Muito se fala sobre novas formas de coletar dados e gerar propagandas mais personalizadas. Muito se diz sobre como melhorar a experiência do usuário para que os anúncios sejam cada vez mais assertivos. Mas, apesar de tantos estudos que abordam o assunto, ainda não falamos o suficiente sobre o quanto o nosso cérebro não comporta tanta publicidade desde o berço e o quanto estamos doentes por conta disso.
E a perspectiva é de que fique cada vez pior.
Porque, com cada vez mais informações sobre a psique humana, as marcas criam estratégias ainda mais inteligentes para nos conquistar. Mais do que um produto, elas vendem um lifestyle que, claro, mexe com nossas estruturas e pega justamente na necessidade instintiva que temos de sociabilidade. Estamos sendo convencidos desde o primeiro dia de vida que a única forma de satisfazer essa ânsia humana por pertencimento é consumindo.
E isso vale até para o que a gente nem imagina que é um produto.
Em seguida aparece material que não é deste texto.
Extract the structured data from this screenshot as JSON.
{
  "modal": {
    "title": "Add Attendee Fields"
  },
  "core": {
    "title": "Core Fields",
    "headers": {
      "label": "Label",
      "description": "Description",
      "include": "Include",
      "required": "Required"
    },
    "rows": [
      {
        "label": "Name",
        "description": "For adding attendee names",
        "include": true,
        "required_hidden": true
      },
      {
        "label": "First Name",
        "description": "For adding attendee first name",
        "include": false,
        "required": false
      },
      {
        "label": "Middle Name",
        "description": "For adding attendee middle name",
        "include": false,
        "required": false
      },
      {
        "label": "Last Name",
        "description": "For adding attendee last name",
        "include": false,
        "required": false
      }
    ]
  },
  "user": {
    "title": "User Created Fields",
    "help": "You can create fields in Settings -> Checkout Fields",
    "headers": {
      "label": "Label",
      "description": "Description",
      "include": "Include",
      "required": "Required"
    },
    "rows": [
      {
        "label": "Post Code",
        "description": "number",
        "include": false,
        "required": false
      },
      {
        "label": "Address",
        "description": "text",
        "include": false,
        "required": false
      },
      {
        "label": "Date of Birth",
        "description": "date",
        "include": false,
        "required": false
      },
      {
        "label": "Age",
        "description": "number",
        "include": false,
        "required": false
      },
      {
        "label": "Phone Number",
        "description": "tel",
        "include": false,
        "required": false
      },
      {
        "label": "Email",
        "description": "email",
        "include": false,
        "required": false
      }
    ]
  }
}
Nossos posicionamentos. Nossa forma de enxergar o mundo. Nossos sonhos, metas, vontades e desejos. Nosso lazer e nossa diversão. Até nosso tédio. Tudo, absolutamente tudo se torna uma mercadoria. E, domesticados para isso desde sempre, não conseguimos pensar em outra forma de nos relacionarmos com o externo a não ser assim: comprando. Consumindo. Lucrando.
O planeta está literalmente em ebulição. Nosso sistema conseguiu, em algumas centenas de anos, destruir a Terra ao ponto de não retorno e fez da nossa sobrevivência enquanto espécie algo praticamente impossível.
E a propaganda é tão eficiente que a gente consegue imaginar o fim do mundo, mas não do capitalismo. Do jeito que as coisas andam, não acho que temos muito tempo para reverter o cenário e conseguirmos um novo sistema. Talvez a gente pegue fogo antes mesmo de termos a chance de tentar algo melhor.
Mas hey, olha esse desconto!
E que tal uma ideologia no capricho?
Outro dia vi um descritivo de um serviço de inteligência artificial para empresas que garantia um benefício imperdível: seus dados não serão usados para treinar os modelos de IA e nem estarão expostos.
Daí eu fique “Uai? Mas isso não é pra ser obrigação?”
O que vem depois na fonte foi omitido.